In 1948, Haddow published a ground-breaking piece of research in the journal Nature showing exactly which bits of the nitrogen mustard molecule were needed to kill cancer cells. He also discovered how to make the chemical less toxic, but with more potent cancer-killing activity.

Amazingly, the chemical structure Haddow published is only a few atoms away from the structure of the drug chlorambucil, which is still used to treat chronic lymphocytic leukaemia and another blood cancer called non-Hodgkin lymphoma (NHL). It has helped over 60 per cent of those with NHL to survive for at least 10 years.

Haddow’s research has also triggered the development of more chemotherapy treatments: cisplatin and carboplatin work in a similar way to the nitrogen mustards and are still in use today.
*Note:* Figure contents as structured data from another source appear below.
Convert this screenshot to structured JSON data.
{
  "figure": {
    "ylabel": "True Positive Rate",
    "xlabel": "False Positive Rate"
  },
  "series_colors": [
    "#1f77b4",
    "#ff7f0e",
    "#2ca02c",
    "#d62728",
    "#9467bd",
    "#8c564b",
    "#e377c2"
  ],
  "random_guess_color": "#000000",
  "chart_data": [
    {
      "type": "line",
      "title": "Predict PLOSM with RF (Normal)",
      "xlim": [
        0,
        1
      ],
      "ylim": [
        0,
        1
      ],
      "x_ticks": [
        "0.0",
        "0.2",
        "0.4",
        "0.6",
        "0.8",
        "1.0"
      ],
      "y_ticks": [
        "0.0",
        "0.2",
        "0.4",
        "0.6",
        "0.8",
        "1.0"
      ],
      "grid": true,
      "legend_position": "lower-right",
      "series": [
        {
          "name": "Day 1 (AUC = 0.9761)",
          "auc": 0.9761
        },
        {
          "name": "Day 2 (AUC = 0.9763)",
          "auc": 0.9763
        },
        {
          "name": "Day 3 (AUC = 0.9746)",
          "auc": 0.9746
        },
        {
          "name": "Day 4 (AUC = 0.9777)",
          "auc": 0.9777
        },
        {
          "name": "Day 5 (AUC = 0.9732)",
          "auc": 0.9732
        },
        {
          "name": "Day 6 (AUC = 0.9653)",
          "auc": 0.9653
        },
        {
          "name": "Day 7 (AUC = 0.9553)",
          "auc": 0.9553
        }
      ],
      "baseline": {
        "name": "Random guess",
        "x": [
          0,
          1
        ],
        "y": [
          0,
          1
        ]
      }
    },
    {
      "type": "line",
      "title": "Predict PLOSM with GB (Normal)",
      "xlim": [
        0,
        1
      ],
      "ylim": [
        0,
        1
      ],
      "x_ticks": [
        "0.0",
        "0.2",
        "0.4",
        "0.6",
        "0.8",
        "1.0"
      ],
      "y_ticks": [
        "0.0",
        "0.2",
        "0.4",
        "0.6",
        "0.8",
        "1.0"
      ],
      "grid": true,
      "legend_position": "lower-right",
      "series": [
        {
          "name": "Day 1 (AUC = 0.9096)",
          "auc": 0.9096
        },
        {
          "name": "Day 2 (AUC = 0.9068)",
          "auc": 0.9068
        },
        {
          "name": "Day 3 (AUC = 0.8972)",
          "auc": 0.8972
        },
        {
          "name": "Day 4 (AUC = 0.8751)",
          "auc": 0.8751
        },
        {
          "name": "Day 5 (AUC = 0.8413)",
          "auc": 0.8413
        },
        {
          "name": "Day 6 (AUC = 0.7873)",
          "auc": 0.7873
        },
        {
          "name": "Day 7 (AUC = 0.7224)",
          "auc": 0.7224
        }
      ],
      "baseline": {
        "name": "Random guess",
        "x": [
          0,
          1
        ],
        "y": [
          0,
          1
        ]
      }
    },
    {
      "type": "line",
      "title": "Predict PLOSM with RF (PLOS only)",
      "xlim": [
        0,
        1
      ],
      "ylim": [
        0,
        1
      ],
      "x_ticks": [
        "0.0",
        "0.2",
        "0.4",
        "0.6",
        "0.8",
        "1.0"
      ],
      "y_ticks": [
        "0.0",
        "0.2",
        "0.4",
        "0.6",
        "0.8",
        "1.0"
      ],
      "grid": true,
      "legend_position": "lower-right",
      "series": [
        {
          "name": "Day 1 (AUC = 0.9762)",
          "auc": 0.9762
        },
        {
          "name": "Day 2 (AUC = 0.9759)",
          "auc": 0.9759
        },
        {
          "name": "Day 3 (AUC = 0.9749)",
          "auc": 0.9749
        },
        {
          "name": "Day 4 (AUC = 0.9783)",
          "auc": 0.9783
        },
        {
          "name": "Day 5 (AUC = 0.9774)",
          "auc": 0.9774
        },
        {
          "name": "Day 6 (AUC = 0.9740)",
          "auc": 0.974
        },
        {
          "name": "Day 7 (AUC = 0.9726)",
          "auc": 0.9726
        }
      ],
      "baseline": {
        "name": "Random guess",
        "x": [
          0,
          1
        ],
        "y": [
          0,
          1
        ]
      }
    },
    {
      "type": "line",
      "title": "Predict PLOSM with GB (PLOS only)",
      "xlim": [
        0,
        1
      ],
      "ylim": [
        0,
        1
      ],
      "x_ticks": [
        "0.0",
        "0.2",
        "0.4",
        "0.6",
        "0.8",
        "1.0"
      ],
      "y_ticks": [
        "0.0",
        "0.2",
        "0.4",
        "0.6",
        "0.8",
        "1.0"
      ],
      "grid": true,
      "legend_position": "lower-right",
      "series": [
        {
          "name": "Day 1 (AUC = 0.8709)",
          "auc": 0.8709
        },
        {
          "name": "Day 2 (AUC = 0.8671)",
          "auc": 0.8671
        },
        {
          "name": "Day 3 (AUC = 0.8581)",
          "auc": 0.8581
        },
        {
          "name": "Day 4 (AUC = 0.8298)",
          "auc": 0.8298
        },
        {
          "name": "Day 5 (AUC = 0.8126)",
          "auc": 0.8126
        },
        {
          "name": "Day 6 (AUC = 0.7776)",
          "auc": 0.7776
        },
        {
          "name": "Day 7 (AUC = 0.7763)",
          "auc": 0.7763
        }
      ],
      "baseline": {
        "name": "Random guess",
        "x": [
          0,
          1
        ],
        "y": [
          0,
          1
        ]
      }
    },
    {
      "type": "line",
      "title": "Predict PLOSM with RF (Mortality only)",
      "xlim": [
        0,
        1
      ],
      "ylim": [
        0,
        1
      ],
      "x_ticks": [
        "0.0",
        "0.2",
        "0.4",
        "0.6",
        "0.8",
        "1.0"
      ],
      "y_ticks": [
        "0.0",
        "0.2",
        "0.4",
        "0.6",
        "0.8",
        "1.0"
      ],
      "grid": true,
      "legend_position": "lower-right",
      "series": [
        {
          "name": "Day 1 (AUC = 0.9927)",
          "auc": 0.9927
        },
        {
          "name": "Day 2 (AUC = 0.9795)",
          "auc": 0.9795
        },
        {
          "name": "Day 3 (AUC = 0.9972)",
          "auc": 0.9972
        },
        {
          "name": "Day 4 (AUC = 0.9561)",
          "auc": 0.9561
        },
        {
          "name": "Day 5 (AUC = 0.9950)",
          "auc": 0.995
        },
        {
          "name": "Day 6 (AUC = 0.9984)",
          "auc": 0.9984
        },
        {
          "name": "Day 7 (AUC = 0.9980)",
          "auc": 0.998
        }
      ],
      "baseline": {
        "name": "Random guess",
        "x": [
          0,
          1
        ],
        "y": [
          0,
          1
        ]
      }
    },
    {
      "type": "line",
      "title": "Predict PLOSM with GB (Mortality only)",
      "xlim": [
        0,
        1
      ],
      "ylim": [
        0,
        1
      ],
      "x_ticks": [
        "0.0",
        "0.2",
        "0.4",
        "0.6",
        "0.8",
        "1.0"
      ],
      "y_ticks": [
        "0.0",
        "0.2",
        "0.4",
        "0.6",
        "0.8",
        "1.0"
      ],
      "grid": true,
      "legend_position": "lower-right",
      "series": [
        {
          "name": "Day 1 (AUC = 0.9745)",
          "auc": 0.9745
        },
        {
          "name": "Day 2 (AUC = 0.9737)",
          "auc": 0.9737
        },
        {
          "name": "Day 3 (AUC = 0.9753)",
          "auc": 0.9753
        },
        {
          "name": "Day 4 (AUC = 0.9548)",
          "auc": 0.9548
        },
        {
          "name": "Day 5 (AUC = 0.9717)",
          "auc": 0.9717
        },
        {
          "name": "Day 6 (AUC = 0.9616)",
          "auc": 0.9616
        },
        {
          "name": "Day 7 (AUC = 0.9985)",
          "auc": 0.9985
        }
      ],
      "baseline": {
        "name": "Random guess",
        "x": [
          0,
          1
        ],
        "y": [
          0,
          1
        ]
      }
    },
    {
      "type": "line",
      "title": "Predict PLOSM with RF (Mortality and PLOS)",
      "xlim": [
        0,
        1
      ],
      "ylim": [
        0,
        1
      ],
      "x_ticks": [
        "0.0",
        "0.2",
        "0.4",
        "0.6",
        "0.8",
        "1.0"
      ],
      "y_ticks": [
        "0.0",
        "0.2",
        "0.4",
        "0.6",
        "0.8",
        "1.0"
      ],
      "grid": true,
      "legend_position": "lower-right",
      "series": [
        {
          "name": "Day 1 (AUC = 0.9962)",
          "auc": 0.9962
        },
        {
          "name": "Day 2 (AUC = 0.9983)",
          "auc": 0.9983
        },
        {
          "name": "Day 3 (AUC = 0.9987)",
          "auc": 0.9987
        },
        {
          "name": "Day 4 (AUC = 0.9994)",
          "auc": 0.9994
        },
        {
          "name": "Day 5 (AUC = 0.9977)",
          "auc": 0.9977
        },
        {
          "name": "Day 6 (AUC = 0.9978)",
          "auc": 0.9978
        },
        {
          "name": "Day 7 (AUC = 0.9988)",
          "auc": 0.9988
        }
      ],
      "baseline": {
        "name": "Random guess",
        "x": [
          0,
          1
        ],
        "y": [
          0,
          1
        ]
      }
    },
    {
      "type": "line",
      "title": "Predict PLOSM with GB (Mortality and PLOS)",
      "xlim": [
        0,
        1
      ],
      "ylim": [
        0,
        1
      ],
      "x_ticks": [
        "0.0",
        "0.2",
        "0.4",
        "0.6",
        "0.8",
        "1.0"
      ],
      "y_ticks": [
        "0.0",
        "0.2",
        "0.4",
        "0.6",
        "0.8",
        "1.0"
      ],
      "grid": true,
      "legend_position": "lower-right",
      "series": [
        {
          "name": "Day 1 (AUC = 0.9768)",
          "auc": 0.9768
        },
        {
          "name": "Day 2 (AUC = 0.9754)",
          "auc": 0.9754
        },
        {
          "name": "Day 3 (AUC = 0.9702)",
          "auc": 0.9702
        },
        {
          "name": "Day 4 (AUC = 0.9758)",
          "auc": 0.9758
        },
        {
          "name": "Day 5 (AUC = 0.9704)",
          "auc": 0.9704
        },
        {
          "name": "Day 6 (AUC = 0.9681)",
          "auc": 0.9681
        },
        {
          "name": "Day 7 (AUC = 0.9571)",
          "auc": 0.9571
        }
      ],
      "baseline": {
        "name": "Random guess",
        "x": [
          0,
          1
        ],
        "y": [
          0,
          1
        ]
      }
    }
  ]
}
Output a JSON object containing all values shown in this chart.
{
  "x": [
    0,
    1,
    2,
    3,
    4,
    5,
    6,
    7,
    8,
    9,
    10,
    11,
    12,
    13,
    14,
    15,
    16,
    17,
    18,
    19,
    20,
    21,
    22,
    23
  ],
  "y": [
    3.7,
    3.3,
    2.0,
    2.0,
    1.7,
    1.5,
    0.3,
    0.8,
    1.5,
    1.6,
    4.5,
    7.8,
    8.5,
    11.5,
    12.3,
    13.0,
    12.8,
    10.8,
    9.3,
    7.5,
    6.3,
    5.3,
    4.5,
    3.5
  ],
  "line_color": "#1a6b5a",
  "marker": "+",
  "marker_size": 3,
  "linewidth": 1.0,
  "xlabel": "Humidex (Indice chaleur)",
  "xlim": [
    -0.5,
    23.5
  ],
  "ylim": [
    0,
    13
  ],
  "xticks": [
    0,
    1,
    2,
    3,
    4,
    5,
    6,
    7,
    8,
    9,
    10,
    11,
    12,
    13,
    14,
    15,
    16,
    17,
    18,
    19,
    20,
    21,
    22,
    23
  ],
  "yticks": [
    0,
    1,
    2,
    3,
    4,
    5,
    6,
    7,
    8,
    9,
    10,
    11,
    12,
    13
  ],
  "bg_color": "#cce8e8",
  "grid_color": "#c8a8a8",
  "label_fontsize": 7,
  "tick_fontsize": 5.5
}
Writing in the Canadian Medical Association Journal this year, Dr Susan Smith of the University of Alberta noted the connection between chemical weapons and cancer treatment may seem surprising, even disturbing.

Wartime research

“However, for the physician-researchers and medical scientists at the time, it was the logical outcome of their wartime research on mustard gas. They learned about the medical effects from toxic exposures of servicemen, both the unintentional from a wartime disaster in Bari,


, and the intentional in the mustard gas experiments conducted at military and civilian facilities, including medical schools. Their interdisciplinary research produced an enormous amount of data on the health effects of mustard agents on animals and humans.”

Medical oncology, which seeks to control cancer through chemotherapy, originated in the science of war. It grew out of medical research for military benefits. Today governments need to support medical research for its own sake, and not to serve other agendas. As the history of chemotherapy reminds us, it was science, not war, that was good for medicine.

And despite decades of evolution away from the trenches of the first World War, undergoing chemotherapy remains a challenging experience for some.